Let's look at the projection line like this

 

 

Visually it looks impressive: it forecasts five local turning points, and the correlation will be high here (70-80%). However, I would not recommend to trust these digits too much as this projection line forecasts 4 years cycle while analyzed interval covers only one full cycle.

IMHO in this situation visual analysis is better solution here than formal statistical criteria. Your eyes are a very sensitive instrument, it can recognize patterns that sometimes practically impossible to recognize using formal methods. You can simply rate coincidence using a scale like this:

AAA - excellent coinsidence

AA - good

A- not bad etc.

All my life I have dealt with digits and I tell you: "Never trust too much to digits with high % etc. unless you fully understand how these digits were calculated. Common sense always should be with you".

 

Another problem with correlation coefficient is caused by irregularity of financial data. Correlation works good when we work with normally distributed data, and this is not about finance.

Look at another analogy that sends us to 1838 year:

 

 

 

These charts correlate with accuracy 84%. Does it mean that with accuracy of 84% we are entering into 1838 year? No, of course. At this point I highly recommend to be very cautious here: the big correlation (84%) and a real similarity between these charts usually impress the public but has no big statistical significance. In this case I recommend going deeper into details to better understand what was going on there. Let's do it together. 

 

Firstly the high correlation de facto represents  the analogy between two big movements  within 7 years interval: 120% growth of 1830-1837 and 180% growth of 2009-2015:

 

 

 

You can check that this movement is big enough but still not extreme: between 1994-1999 it was 220% growth, 1982-1987 it was 270%, before Great Depression 1922-1929 400% !!! growth.
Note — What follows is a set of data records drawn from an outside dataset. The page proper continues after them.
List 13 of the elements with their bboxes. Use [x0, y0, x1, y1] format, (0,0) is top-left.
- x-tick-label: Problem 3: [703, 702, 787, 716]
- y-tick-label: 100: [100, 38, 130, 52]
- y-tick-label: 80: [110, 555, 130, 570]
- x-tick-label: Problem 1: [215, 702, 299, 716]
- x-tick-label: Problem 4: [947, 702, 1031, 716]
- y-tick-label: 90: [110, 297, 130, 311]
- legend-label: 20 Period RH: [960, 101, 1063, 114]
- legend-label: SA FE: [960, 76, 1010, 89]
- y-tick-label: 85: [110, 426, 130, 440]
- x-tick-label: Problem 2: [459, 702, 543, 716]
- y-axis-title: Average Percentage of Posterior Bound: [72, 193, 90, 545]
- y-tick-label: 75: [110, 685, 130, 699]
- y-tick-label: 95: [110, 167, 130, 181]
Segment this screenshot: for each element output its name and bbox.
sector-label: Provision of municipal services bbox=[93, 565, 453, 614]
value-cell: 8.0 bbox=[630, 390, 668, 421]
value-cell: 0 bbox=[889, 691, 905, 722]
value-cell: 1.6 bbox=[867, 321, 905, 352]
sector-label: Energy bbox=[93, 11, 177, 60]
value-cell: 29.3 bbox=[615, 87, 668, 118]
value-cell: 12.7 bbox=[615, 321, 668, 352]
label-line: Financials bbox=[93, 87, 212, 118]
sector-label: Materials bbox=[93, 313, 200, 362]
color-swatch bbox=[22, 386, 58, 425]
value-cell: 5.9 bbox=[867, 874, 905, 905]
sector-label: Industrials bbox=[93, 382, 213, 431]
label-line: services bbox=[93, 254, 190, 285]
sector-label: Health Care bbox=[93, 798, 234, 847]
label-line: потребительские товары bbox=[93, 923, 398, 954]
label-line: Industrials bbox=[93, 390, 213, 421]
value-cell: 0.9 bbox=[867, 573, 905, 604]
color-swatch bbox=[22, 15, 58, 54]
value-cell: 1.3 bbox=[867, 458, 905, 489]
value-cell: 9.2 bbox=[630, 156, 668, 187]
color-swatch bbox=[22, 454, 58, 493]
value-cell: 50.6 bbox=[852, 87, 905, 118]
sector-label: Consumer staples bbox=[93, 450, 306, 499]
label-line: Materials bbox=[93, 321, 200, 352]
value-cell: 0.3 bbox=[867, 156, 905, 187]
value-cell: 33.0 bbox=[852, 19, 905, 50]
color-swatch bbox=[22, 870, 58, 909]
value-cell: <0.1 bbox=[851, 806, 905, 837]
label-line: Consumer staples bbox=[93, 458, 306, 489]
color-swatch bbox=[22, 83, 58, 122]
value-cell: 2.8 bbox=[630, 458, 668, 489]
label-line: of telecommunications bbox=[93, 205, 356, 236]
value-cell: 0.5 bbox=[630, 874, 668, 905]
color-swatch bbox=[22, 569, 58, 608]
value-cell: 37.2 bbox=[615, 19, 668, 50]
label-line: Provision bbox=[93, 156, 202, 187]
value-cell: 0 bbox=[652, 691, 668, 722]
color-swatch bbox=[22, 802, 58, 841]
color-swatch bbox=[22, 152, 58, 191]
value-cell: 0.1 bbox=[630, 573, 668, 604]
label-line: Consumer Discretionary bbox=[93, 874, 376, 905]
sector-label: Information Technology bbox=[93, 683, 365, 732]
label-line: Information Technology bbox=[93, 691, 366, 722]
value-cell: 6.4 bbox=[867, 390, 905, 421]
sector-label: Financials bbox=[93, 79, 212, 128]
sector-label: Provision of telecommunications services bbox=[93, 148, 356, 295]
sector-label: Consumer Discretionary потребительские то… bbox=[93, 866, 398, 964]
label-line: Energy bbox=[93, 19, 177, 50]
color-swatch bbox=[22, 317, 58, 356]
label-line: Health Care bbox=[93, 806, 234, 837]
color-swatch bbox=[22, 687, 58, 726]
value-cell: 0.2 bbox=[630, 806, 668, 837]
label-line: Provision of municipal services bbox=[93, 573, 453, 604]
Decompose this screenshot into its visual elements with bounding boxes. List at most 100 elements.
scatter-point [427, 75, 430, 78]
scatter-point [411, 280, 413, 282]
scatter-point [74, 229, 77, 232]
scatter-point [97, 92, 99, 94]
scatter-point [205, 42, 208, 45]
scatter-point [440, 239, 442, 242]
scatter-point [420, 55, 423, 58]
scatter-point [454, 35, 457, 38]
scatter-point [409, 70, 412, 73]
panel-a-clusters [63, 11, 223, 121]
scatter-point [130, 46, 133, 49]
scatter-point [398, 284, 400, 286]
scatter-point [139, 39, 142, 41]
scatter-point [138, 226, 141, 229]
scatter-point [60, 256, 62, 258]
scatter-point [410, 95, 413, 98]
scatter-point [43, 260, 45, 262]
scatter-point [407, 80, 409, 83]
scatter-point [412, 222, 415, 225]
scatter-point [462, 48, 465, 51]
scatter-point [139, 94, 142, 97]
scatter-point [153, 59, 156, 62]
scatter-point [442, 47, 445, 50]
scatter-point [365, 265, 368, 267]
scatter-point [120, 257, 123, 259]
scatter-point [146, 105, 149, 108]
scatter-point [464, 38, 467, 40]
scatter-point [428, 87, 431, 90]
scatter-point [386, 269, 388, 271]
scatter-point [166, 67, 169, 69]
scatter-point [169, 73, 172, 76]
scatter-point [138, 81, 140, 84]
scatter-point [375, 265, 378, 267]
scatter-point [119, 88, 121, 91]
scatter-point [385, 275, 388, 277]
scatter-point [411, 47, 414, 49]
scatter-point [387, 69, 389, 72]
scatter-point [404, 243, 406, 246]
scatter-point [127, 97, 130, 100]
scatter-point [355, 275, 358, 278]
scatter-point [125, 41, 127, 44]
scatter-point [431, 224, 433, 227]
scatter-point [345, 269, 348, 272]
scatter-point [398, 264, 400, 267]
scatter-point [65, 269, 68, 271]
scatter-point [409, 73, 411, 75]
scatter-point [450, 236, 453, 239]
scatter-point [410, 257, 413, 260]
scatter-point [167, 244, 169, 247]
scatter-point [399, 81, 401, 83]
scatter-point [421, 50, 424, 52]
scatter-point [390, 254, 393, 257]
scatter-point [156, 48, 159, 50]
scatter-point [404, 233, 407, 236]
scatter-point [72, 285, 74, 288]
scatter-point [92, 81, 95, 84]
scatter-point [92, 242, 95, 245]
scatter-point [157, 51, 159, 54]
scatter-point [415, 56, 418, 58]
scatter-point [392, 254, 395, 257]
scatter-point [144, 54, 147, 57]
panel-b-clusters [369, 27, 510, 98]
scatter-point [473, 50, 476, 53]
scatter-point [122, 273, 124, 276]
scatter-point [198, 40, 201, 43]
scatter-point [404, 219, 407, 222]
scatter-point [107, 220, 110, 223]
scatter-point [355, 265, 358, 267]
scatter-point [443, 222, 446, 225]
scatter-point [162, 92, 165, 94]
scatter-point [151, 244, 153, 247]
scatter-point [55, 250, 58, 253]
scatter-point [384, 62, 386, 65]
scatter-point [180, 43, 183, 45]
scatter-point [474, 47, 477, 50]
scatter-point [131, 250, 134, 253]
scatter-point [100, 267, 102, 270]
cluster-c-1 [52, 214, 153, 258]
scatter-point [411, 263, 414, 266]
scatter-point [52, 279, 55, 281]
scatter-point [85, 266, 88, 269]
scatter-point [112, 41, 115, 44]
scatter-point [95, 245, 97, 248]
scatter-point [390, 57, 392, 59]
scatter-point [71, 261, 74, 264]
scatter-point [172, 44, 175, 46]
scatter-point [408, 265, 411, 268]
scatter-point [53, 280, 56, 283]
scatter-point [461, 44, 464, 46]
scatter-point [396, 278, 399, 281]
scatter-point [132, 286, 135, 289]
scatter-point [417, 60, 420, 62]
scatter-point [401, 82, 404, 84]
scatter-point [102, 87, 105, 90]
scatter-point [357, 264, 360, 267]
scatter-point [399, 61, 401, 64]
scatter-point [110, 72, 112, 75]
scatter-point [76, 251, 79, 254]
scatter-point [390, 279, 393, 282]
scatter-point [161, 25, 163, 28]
Maybe some economical theories are more interesting here than searching for analogies. I personally track Shiller S/P index to figure out where we are now.

This is screenshot from Robert J. Shiller Nobel Prize lecture "Speculative Asset Prices":

 

 

You see two smoothed curves there together with S&P500 price chart (logarithm scale). These two curves represent dividend model, i.e. they calculate subsequent average dividend for each year. This value is deflated to US Consumer Price Index. Obviously the stock market (S&P500) should oscillate around this index; also when the stock market is significantly higher than this index, we have overpriced stock market.

This article has been written by R. Shiller in 2013, the adjusted value for S&P500 at that moment was in the range from 1494 to 1802. This is the price that reflects S&P500 value for real dividends for this year. Now (January 29, 2016) S&P500 is 1940 so we are not far from upper level of the "equilibrium" price. To track this index, you can use Shiller P/E ratio, here it is (from website http://www.gurufocus.com/shiller-PE.php):

 

The unknown question here is: should we use 10 year dividend growth or 30 years as a guide for the future? Accordingly we have two possible averaged values for Shiller P/E, you see: red horizontal line  24.1 based on the last 10 years and blue 16.7 level based on the last 30 years. In the first case (last 10 years) S&P500 is around equilibrium point now, while in the second case (last 30 years) S&P500 is still overpriced for about 40%.  BTW, similar way works Warren Buffet index that shows market cap divided by US GDP.